After all, how I torture myself with this "if". You can't do that. Now this child has left for Paris - what if it stayed here and would be sad with longing? So what? Maybe it's better for the child that it returned to its mother.
And at night, without closing my eyes, I only thought about why, why is there so much anger in me? And I came to the conclusion that this is a reaction to the lack that I feel in myself. Well, okay, but you can react to this lack in various ways: with anger, resignation, understanding, etc., and my reaction is therefore wrong. So I decided to hold on.
And ……….. came to my mind: ………….. what does it mean in ……….. how do you react to it.
I am terribly tired of our social relations. They are reduced to zero. This accident of Tr. has proved that we are extremely isolated – not a single doctor has called, neither Schnyder, nor Dauwkker, nor Langner have come to see him, and Rotken has not even called. We have no contact with people – neither of us knows how to establish it. It is extremely painful for me – because Tr. suffers from it.
What can I do about it? After all, it is an eternal, eternal concern. Two people have been found, equally incapable of social intercourse.
Today there were 3 people at the lecture + 2 zaungäste[1] . So they don't like my lecture. What to do? What to do?
Notes:
[1] “onlookers” – audioras?
Br… Br… Br… How many mistakes are made every day. The eloquence with the maid, the speeches with Julek. And this terrible loss of hearing. The question of the hearing aid is becoming urgent. And I am discouraged with myself.
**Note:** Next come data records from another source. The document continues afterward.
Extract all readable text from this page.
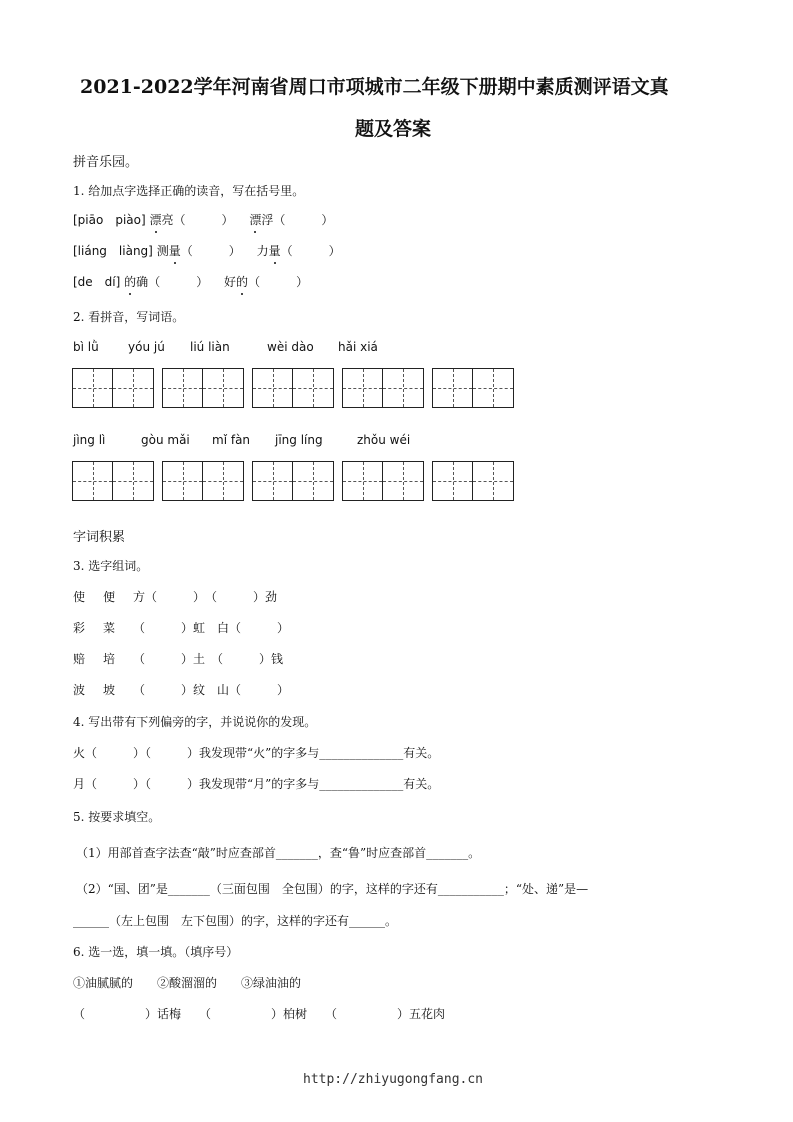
2021-2022学年河南省周口市项城市二年级下册期中素质测评语文真
题及答案
拼音乐园。
1. 给加点字选择正确的读音，写在括号里。
[piāo　piào] 漂亮（　　　） 漂浮（　　　）
[liáng　liàng] 测量（　　　） 力量（　　　）
[de　dí] 的确（　　　） 好的（　　　）
2. 看拼音，写词语。
bì lǜ yóu jú liú liàn	wèi dào hǎi xiá
jìng lì	gòu mǎi mǐ fàn jīng líng	zhǒu wéi
字词积累
3. 选字组词。
使 便 方（　　　）　（　　　）劲
彩 菜 （　　　）虹　白（　　　）
赔 培 （　　　）土　（　　　）钱
波 坡 （　　　）纹　山（　　　）
4. 写出带有下列偏旁的字，并说说你的发现。
火（　　　）（　　　）我发现带“火”的字多与______________有关。
月（　　　）（　　　）我发现带“月”的字多与______________有关。
5. 按要求填空。
（1）用部首查字法查“敲”时应查部首_______，查“鲁”时应查部首_______。
（2）“国、团”是_______（三面包围　全包围）的字，这样的字还有___________；“处、递”是—
______（左上包围　左下包围）的字，这样的字还有______。
6. 选一选，填一填。（填序号）
①油腻腻的　　②酸溜溜的　　③绿油油的
（　　　　　）话梅　　（　　　　　）柏树　　（　　　　　）五花肉
http://zhiyugongfang.cn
I had a "black day" today with my lectures. No one came to my lecture. I don't think that's ever happened to anyone before. I was incredibly depressed. A sign that my lectures are not liked.
There's no way to improve, because I think I should say what I say, but apparently I'm saying it wrong.
It struck me yesterday, like a thunderbolt, when Tr. said what a dangerous symptom Rafał's leg was.[1] Poor, poor man, if only it were so! What will happen next? The further, the worse. What will happen to us next? What a terrible facade, our whole life. As I recall, my blood runs cold in my veins. Is such a terrible thing really possible with him? Unthinkable!
Notes:
[1] Presumably, her brother-in-law, Rafal Jonas. However, I know nothing about any leg issues.